While only about 30 percent of California’s usable water storage capacity lies at higher elevations, high-elevation hydropower units generate, on average, 74 percent of California’s instate hydroelectricity.
In general, high-elevation plants have small man-made reservoirs and rely mainly on snowpack. Their low built-in storage capacity is a concern with regard to climate warming. Snowmelt is expected to shift to earlier in the year, and the system may not be able to store sufficient water for release in high-demand periods. Previous studies have explored the climate warming effects on California’s high-elevation hydropower system by focusing on the supply side (exploring the effects of hydrological changes on generation and revenues) but they have ignored the warming effects on hydropower demand and pricing.
This study extends the previous work by simultaneous consideration of climate change effects on high-elevation hydropower supply and demand in California. Artificial Neural Network models were developed as long-term price estimation tools, to investigate the impact of climate warming on energy prices. California’s Energy-Based Hydropower Optimization Model (EBHOM) was then applied, to estimate the adaptability of California’s high-elevation hydropower system to climate warming, considering the warming effects on hydropower supply and demand.

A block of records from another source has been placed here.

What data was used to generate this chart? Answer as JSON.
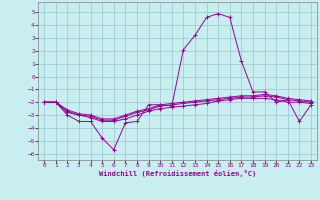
{
  "xlabel": "Windchill (Refroidissement éolien,°C)",
  "background_color": "#c8eef0",
  "grid_color": "#a0ccd4",
  "line_color": "#990099",
  "xlim": [
    -0.5,
    23.5
  ],
  "ylim": [
    -6.5,
    5.8
  ],
  "yticks": [
    -6,
    -5,
    -4,
    -3,
    -2,
    -1,
    0,
    1,
    2,
    3,
    4,
    5
  ],
  "xticks": [
    0,
    1,
    2,
    3,
    4,
    5,
    6,
    7,
    8,
    9,
    10,
    11,
    12,
    13,
    14,
    15,
    16,
    17,
    18,
    19,
    20,
    21,
    22,
    23
  ],
  "series": [
    {
      "x": [
        0,
        1,
        2,
        3,
        4,
        5,
        6,
        7,
        8,
        9,
        10,
        11,
        12,
        13,
        14,
        15,
        16,
        17,
        18,
        19,
        20,
        21,
        22,
        23
      ],
      "y": [
        -2,
        -2,
        -3,
        -3.5,
        -3.5,
        -4.8,
        -5.7,
        -3.6,
        -3.5,
        -2.2,
        -2.2,
        -2.3,
        2.1,
        3.2,
        4.6,
        4.9,
        4.6,
        1.2,
        -1.2,
        -1.2,
        -2.0,
        -1.8,
        -3.5,
        -2.2
      ]
    },
    {
      "x": [
        0,
        1,
        2,
        3,
        4,
        5,
        6,
        7,
        8,
        9,
        10,
        11,
        12,
        13,
        14,
        15,
        16,
        17,
        18,
        19,
        20,
        21,
        22,
        23
      ],
      "y": [
        -2,
        -2,
        -2.8,
        -3.0,
        -3.2,
        -3.5,
        -3.5,
        -3.3,
        -3.0,
        -2.7,
        -2.5,
        -2.4,
        -2.3,
        -2.2,
        -2.1,
        -1.9,
        -1.8,
        -1.7,
        -1.7,
        -1.7,
        -1.8,
        -2.0,
        -2.0,
        -2.1
      ]
    },
    {
      "x": [
        0,
        1,
        2,
        3,
        4,
        5,
        6,
        7,
        8,
        9,
        10,
        11,
        12,
        13,
        14,
        15,
        16,
        17,
        18,
        19,
        20,
        21,
        22,
        23
      ],
      "y": [
        -2,
        -2,
        -2.7,
        -3.0,
        -3.1,
        -3.4,
        -3.4,
        -3.1,
        -2.8,
        -2.6,
        -2.3,
        -2.2,
        -2.1,
        -2.0,
        -1.9,
        -1.8,
        -1.7,
        -1.6,
        -1.6,
        -1.5,
        -1.6,
        -1.8,
        -1.9,
        -2.0
      ]
    },
    {
      "x": [
        0,
        1,
        2,
        3,
        4,
        5,
        6,
        7,
        8,
        9,
        10,
        11,
        12,
        13,
        14,
        15,
        16,
        17,
        18,
        19,
        20,
        21,
        22,
        23
      ],
      "y": [
        -2,
        -2,
        -2.6,
        -2.9,
        -3.0,
        -3.3,
        -3.3,
        -3.0,
        -2.7,
        -2.5,
        -2.2,
        -2.1,
        -2.0,
        -1.9,
        -1.8,
        -1.7,
        -1.6,
        -1.5,
        -1.5,
        -1.4,
        -1.5,
        -1.7,
        -1.8,
        -1.9
      ]
    }
  ]
}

The model was run for dry and wet warming scenarios, representing a range of hydrological changes under climate change. The model’s results relative to energy generation, energy spills, reservoir energy storage, and average shadow prices of energy generation and storage capacity expansion are examined and discussed. The modeling results are compared with previous studies to emphasize the need to consider climate change effects on hydroelectricity demand and pricing when exploring the effects of climate change on California’s hydropower system.